The prosecution made its opening statements and called its first witnesses to testify in a courtroom packed with family members of those who were murdered. The defense team opted to wait to deliver its opening statement later in the trial.
“I’m going to speak to you about the unspeakable,” lead prosecutor and former Broward County State Attorney Michael Satz told the jury, “about this defendant’s goal: directed, planned, systematic murder — mass murder — of 14 children and an athletic director, a teacher and a coach.”
Many family members appeared to be in agony as the prosecution played a 911 call and cell phone videos taken from inside the besieged classrooms that day. The audio was played for all in the courtroom to hear while jurors, the judge, attorneys and the witnesses themselves could watch the videos on monitors out of view of the rest of the courtroom.
Sitting in the audience, some family members covered their ears to try to block out the deafening sound of gunshots and the cries of the traumatized, the injured and the dying. One woman ran out of the courtroom to stop from hearing it.
“Turn it off, stop it,” one woman in the courtroom gallery cried as the prosecution played a classroom video.
The outburst prompted the defense to request a mistrial, which Judge Elizabeth Scherer quickly denied.
In addition to the 17 who were killed and the 17 others injured, untold numbers of students, faculty, staff and family members were forever changed by the massacre, which traumatized the community and sparked an unprecedented nationwide movement for gun control led by student survivors.
In his hour-long opening statement, Satz told the jury where and how each victim died. The prosecutor retraced the shooter’s steps that day as he moved from floor to floor, classroom to classroom. He told the jurors that they will see with their own eyes the gruesome school surveillance video of the killings.
“You will see the defendant on the first floor, fire a rifle, shoot and kill nine students, the athletic director and a coach,” Satz said. “You will see him wound 13 other students on the first floor and you'll see him wound three other students on the third floor.”
The defense team will deliver their opening arguments when they present their side of the case, which could be weeks or months from now. The sentencing proceedings are estimated to run through October.
The trial is exceedingly rare. In a country wracked by mass shootings, many gunmen are either killed by law enforcement officers or commit suicide. As with any trial, the jury is ordered to not discuss the case with anyone – not even a spouse, a priest, or a therapist. The grisly evidence the jurors will examine and the gutting testimony will be their burden to bear until the trial concludes.
Prosecutors will make their case for the death penalty on each of the 17 counts of murder – arguing that seven of the aggravating factors outlined in state law apply to the case.
“The evidence will show that there was great risk, obviously, of death to many people,” Satz said, “that the murders – all 17 were heinous, atrocious and cruel. All 17 were cold, calculated and premeditated.”

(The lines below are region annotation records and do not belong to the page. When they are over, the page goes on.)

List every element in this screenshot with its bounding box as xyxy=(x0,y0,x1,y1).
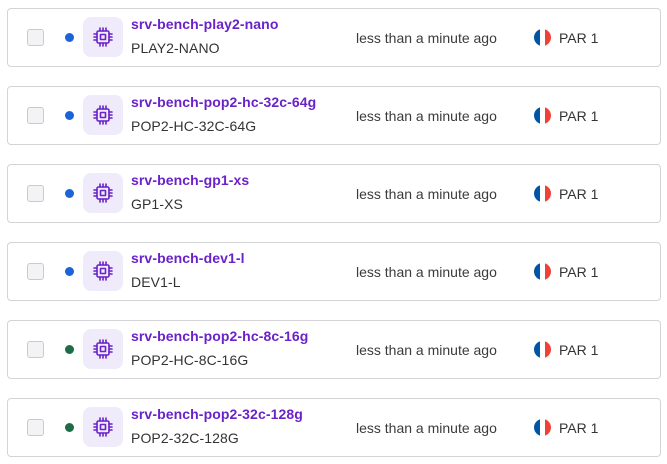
created-time: less than a minute ago xyxy=(356,420,497,436)
france-flag-icon xyxy=(534,107,551,124)
created-time: less than a minute ago xyxy=(356,342,497,358)
cpu-chip-icon xyxy=(83,251,123,291)
france-flag-icon xyxy=(534,341,551,358)
zone-label: PAR 1 xyxy=(559,108,599,124)
server-name-link[interactable]: srv-bench-play2-nano xyxy=(131,16,278,32)
created-time: less than a minute ago xyxy=(356,186,497,202)
cpu-chip-icon xyxy=(83,95,123,135)
cpu-chip-icon xyxy=(83,17,123,57)
status-dot xyxy=(65,33,74,42)
server-type: POP2-32C-128G xyxy=(131,430,239,446)
server-name-link[interactable]: srv-bench-dev1-l xyxy=(131,250,245,266)
server-name-link[interactable]: srv-bench-pop2-hc-8c-16g xyxy=(131,328,308,344)
server-type: POP2-HC-8C-16G xyxy=(131,352,249,368)
cpu-chip-icon xyxy=(83,407,123,447)
server-type: POP2-HC-32C-64G xyxy=(131,118,257,134)
server-row: srv-bench-pop2-hc-8c-16g POP2-HC-8C-16G … xyxy=(7,320,661,379)
row-checkbox[interactable] xyxy=(27,107,44,124)
server-row: srv-bench-pop2-32c-128g POP2-32C-128G le… xyxy=(7,398,661,457)
cpu-chip-icon xyxy=(83,329,123,369)
server-row: srv-bench-play2-nano PLAY2-NANO less tha… xyxy=(7,8,661,67)
status-dot xyxy=(65,423,74,432)
france-flag-icon xyxy=(534,29,551,46)
created-time: less than a minute ago xyxy=(356,108,497,124)
row-checkbox[interactable] xyxy=(27,185,44,202)
row-checkbox[interactable] xyxy=(27,419,44,436)
zone-label: PAR 1 xyxy=(559,264,599,280)
server-name-link[interactable]: srv-bench-gp1-xs xyxy=(131,172,249,188)
status-dot xyxy=(65,189,74,198)
server-row: srv-bench-dev1-l DEV1-L less than a minu… xyxy=(7,242,661,301)
created-time: less than a minute ago xyxy=(356,264,497,280)
zone-label: PAR 1 xyxy=(559,186,599,202)
row-checkbox[interactable] xyxy=(27,341,44,358)
zone-label: PAR 1 xyxy=(559,342,599,358)
server-type: PLAY2-NANO xyxy=(131,40,220,56)
row-checkbox[interactable] xyxy=(27,263,44,280)
created-time: less than a minute ago xyxy=(356,30,497,46)
cpu-chip-icon xyxy=(83,173,123,213)
france-flag-icon xyxy=(534,419,551,436)
server-type: GP1-XS xyxy=(131,196,183,212)
server-type: DEV1-L xyxy=(131,274,181,290)
zone-label: PAR 1 xyxy=(559,420,599,436)
server-list: srv-bench-play2-nano PLAY2-NANO less tha… xyxy=(0,0,667,464)
server-row: srv-bench-pop2-hc-32c-64g POP2-HC-32C-64… xyxy=(7,86,661,145)
france-flag-icon xyxy=(534,263,551,280)
server-name-link[interactable]: srv-bench-pop2-32c-128g xyxy=(131,406,303,422)
server-name-link[interactable]: srv-bench-pop2-hc-32c-64g xyxy=(131,94,316,110)
france-flag-icon xyxy=(534,185,551,202)
row-checkbox[interactable] xyxy=(27,29,44,46)
server-row: srv-bench-gp1-xs GP1-XS less than a minu… xyxy=(7,164,661,223)
zone-label: PAR 1 xyxy=(559,30,599,46)
status-dot xyxy=(65,267,74,276)
status-dot xyxy=(65,111,74,120)
status-dot xyxy=(65,345,74,354)
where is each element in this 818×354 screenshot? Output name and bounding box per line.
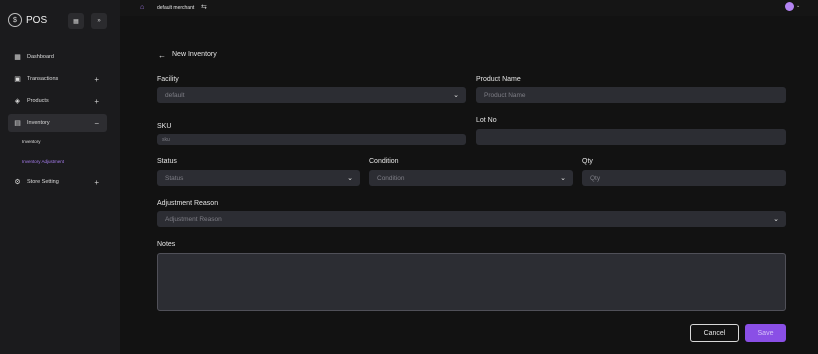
sidebar-item-transactions[interactable]: ▣ Transactions + [8,70,107,88]
collapse-icon[interactable]: − [94,119,99,128]
sku-label: SKU [157,123,172,130]
facility-value: default [165,91,185,99]
brand: $ POS [8,13,47,27]
status-select[interactable]: Status ⌄ [157,170,360,186]
avatar[interactable] [785,2,794,11]
chevron-down-icon: ⌄ [560,175,566,182]
adjustment-reason-select[interactable]: Adjustment Reason ⌄ [157,211,786,227]
transactions-icon: ▣ [14,75,21,83]
back-arrow-icon[interactable]: ← [158,51,166,60]
facility-label: Facility [157,76,179,83]
condition-label: Condition [369,158,399,165]
sidebar-item-label: Products [27,98,49,104]
page-title: New Inventory [172,51,217,58]
condition-select[interactable]: Condition ⌄ [369,170,573,186]
merchant-name[interactable]: default merchant [157,5,194,11]
save-button[interactable]: Save [745,324,786,342]
condition-placeholder: Condition [377,174,405,182]
product-name-placeholder: Product Name [484,91,526,99]
inventory-icon: ▤ [14,119,21,127]
adjustment-reason-label: Adjustment Reason [157,200,219,207]
switch-merchant-icon[interactable]: ⇆ [201,3,207,11]
chevron-down-icon: ⌄ [773,216,779,223]
facility-select[interactable]: default ⌄ [157,87,466,103]
top-bar: ⌂ default merchant ⇆ ⌄ [120,0,818,16]
status-label: Status [157,158,177,165]
sidebar: $ POS ▦ » ▦ Dashboard ▣ Transactions + ◈… [0,0,120,354]
gear-icon: ⚙ [14,178,21,186]
qty-input[interactable]: Qty [582,170,786,186]
home-icon[interactable]: ⌂ [140,4,144,11]
product-name-label: Product Name [476,76,521,83]
pos-logo-icon: $ [8,13,22,27]
sidebar-item-label: Transactions [27,76,59,82]
chevron-down-icon: ⌄ [453,92,459,99]
notes-label: Notes [157,241,176,248]
collapse-sidebar-icon[interactable]: » [91,13,107,29]
notes-textarea[interactable] [157,253,786,311]
sku-input[interactable]: sku [157,134,466,145]
tag-icon: ◈ [14,97,21,105]
sidebar-item-inventory[interactable]: ▤ Inventory − [8,114,107,132]
sku-placeholder: sku [162,136,170,143]
lot-no-input[interactable] [476,129,786,145]
sidebar-item-store-setting[interactable]: ⚙ Store Setting + [8,173,107,191]
app-name: POS [26,14,48,26]
cancel-button[interactable]: Cancel [690,324,739,342]
expand-icon[interactable]: + [94,178,99,187]
sidebar-item-label: Store Setting [27,179,59,185]
grid-view-icon[interactable]: ▦ [68,13,84,29]
sidebar-subitem-inventory[interactable]: Inventory [22,139,41,144]
status-placeholder: Status [165,174,184,182]
sidebar-item-label: Dashboard [27,54,54,60]
chevron-down-icon[interactable]: ⌄ [796,3,800,9]
sidebar-item-products[interactable]: ◈ Products + [8,92,107,110]
chevron-down-icon: ⌄ [347,175,353,182]
adjustment-reason-placeholder: Adjustment Reason [165,215,222,223]
dashboard-icon: ▦ [14,53,21,61]
expand-icon[interactable]: + [94,75,99,84]
lot-no-label: Lot No [476,117,497,124]
sidebar-subitem-inventory-adjustment[interactable]: Inventory Adjustment [22,159,64,164]
product-name-input[interactable]: Product Name [476,87,786,103]
expand-icon[interactable]: + [94,97,99,106]
qty-label: Qty [582,158,593,165]
sidebar-item-label: Inventory [27,120,50,126]
qty-placeholder: Qty [590,174,601,182]
sidebar-item-dashboard[interactable]: ▦ Dashboard [8,48,107,66]
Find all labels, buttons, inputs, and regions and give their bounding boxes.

The defense team will argue that mitigating circumstances like the shooter’s history of mental illness should outweigh those factors. His birth mother abused alcohol and drugs when she was pregnant with him, which his attorneys argue left him intellectually disabled and exhibiting behavioral issues as early as preschool.
All 12 jurors must agree unanimously in order to sentence the shooter to death. If just one juror disagrees, the sentence will be life in prison.